Himilce la apartó con ira y se fue al comprender que nunca conseguiría convencerla de que le ayudara.

Después de confiar Amílcar a las criadas, que se ocupaban de él noche y día, corrió a los acuartelamientos del Escuadrón Sagrado y ordenó a los pocos jinetes que quedaban en Nueva Cartago que le dieran indicaciones sobre los movimientos del ejército de Aníbal. Luego había cogido aquel carro, había uncido el caballo más robusto que había encontrado y se había lanzado hacia el norte, llevando consigo sólo una bolsa con comida y un odre lleno de agua.

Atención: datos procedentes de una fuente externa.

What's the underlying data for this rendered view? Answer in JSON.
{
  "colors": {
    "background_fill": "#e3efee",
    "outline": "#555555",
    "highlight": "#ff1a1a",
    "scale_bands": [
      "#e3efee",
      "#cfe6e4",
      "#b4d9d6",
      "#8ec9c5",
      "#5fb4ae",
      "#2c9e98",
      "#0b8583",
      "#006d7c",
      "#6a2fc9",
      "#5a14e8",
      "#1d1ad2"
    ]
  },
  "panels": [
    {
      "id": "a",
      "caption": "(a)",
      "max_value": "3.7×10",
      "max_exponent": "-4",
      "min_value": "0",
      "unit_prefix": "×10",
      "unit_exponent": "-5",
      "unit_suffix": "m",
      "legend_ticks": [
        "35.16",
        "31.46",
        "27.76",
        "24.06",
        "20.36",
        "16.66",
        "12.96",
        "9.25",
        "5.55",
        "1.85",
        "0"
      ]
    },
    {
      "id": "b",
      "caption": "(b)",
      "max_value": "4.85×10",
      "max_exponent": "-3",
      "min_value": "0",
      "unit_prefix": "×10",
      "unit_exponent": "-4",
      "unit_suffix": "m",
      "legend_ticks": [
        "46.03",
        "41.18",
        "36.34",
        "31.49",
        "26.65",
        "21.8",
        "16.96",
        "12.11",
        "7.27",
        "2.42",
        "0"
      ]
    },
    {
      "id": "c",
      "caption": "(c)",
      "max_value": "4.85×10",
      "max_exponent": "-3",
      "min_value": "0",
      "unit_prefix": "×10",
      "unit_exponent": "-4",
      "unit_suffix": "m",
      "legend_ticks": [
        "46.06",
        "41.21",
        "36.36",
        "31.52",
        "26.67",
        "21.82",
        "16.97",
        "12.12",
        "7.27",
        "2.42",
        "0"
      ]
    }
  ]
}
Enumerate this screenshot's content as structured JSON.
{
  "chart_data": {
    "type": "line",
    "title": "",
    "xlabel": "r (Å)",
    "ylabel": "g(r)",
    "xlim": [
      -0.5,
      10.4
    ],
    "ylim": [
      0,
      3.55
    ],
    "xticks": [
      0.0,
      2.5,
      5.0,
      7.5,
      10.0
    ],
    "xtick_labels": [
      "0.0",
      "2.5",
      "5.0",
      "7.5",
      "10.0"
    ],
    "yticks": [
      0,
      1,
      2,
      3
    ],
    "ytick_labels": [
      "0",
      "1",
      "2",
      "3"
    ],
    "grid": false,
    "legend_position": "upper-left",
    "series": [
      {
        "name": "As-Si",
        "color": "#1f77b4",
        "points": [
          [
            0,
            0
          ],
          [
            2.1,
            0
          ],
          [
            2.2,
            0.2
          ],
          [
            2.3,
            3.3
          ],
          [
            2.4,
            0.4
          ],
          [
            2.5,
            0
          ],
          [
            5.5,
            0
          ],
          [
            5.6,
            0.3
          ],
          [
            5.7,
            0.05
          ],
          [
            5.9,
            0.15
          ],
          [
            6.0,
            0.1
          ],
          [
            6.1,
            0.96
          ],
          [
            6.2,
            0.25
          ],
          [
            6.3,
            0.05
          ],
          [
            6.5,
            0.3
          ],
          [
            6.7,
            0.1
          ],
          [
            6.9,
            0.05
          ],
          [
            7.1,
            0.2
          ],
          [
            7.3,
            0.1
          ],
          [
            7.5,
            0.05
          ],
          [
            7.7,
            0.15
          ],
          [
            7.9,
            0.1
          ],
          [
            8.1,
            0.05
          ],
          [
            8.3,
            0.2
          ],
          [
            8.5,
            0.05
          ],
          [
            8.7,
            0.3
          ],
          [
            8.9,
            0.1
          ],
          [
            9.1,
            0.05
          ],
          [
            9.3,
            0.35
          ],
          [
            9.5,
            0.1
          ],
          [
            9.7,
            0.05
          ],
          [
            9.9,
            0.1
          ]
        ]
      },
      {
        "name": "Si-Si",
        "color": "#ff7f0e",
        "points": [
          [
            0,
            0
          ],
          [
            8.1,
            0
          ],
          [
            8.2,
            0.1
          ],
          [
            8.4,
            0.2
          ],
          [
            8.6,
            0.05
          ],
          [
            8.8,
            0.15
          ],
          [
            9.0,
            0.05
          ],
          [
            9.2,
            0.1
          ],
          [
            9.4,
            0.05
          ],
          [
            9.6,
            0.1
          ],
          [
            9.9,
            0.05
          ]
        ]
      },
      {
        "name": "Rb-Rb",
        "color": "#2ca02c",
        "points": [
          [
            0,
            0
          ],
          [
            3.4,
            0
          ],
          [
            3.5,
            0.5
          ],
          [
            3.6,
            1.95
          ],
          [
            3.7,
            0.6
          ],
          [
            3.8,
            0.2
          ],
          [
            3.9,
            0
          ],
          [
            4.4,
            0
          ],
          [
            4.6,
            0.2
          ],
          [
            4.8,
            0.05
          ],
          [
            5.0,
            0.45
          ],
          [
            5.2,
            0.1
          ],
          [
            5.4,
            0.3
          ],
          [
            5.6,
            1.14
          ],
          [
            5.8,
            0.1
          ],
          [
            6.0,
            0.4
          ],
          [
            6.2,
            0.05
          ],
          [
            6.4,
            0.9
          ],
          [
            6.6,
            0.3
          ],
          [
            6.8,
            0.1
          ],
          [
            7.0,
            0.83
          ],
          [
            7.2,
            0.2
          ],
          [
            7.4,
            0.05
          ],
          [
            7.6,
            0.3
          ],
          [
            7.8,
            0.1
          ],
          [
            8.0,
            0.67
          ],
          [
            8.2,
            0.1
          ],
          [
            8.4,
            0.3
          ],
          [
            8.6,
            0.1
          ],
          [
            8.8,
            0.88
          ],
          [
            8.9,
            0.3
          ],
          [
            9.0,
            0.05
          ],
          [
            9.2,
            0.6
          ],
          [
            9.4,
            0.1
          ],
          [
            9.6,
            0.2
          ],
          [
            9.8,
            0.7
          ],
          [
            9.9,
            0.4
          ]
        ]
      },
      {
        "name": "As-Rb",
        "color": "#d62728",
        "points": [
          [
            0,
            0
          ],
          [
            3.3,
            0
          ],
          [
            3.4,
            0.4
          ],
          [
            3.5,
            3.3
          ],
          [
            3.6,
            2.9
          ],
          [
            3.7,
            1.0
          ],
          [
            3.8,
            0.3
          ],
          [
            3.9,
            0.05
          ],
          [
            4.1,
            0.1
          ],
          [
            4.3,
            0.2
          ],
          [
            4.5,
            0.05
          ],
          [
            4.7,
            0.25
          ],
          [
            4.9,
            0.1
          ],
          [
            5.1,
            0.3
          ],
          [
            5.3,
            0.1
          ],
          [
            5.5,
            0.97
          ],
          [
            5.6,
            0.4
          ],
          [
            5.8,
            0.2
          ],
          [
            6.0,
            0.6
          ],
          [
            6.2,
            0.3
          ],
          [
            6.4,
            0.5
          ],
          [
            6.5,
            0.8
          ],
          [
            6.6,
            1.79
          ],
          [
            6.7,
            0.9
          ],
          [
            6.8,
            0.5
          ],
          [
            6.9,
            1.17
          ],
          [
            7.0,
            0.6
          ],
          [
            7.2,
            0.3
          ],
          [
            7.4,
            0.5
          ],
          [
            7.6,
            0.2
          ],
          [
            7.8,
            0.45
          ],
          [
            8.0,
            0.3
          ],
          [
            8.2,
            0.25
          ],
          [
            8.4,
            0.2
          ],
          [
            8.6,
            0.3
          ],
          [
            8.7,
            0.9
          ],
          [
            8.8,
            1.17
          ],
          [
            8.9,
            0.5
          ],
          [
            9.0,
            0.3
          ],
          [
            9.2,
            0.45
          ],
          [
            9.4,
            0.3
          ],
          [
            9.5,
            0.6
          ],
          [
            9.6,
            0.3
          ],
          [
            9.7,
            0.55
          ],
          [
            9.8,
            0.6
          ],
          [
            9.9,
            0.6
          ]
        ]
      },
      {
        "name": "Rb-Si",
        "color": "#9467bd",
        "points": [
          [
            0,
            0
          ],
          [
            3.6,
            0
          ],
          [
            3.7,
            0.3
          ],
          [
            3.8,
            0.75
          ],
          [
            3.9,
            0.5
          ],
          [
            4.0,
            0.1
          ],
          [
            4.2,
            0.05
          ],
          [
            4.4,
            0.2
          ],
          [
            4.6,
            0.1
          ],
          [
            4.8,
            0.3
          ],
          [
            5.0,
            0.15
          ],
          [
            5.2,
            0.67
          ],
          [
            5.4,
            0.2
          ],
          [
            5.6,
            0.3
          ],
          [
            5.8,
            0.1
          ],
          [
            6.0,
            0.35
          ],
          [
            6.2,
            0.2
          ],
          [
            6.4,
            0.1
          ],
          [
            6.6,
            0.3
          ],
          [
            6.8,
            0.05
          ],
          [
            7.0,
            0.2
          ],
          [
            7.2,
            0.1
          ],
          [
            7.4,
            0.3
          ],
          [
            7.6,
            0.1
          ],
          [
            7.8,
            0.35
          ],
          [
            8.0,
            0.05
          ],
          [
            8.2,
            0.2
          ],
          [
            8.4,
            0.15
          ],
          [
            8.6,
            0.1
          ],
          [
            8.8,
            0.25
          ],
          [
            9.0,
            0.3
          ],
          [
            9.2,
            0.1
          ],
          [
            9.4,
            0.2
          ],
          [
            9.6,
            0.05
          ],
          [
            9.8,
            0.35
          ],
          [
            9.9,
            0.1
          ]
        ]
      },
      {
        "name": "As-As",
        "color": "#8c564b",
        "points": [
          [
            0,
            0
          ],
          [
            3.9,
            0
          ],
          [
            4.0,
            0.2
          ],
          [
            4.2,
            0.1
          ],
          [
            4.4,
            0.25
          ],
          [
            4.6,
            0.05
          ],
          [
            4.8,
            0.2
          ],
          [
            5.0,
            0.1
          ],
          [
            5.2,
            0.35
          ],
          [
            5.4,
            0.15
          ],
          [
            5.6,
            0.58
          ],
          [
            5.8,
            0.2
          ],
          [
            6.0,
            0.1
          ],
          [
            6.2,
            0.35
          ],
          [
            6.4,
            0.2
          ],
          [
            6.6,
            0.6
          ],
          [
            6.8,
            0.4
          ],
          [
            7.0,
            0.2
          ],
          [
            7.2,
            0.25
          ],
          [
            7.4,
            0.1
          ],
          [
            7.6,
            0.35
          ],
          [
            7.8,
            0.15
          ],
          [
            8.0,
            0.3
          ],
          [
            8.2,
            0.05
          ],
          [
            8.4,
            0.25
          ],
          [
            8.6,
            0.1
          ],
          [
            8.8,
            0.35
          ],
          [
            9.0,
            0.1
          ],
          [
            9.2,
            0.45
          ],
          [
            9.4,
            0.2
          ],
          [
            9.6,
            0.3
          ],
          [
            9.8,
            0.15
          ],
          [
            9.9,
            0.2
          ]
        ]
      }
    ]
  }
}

Nadie había intentado detenerla, y ella había viajado ininterrumpidamente noche y día, dejando al caballo sólo el tiempo de alimentarse y reposar un poco, antes de volver a lanzarse por las pistas de tierra batida por las que aún podía ver las señales dejadas por el avance de los elefantes.

Llevaba nueve días espoleando a aquel pobre animal y ahora finalmente sabía que había avanzado mucho. Por eso había decidido viajar también de noche, aprovechando todas las horas disponibles para intentar alcanzar a Aníbal antes de que cruzase el Ebro. Si ya lo había conseguido, sabía que para ella sería imposible convencerlo de que renunciara y volviera atrás.

Ante aquel pensamiento angustioso las lágrimas le brotaron de los ojos, así que dio otro azote al caballo, espoleándolo más de lo que permitían sus escasas fuerzas. De improviso, el animal dobló las patas delanteras y cayó redondo al suelo. El carro lo arrastró, e Himilce sintió que brincaba del pescante y se encontró volando. Cayó al suelo algunos metros más allá, se dio un fuerte golpe en el hombro y rodó varias veces sobre sí misma, intentando atenuar la caída.

Antes de que la oscuridad le llenara los ojos, junto con las lágrimas de ira y dolor, consiguió distinguir el cuerpo empapado de sudor del caballo, sus ojos vidriosos y sin vida, y le pidió perdón.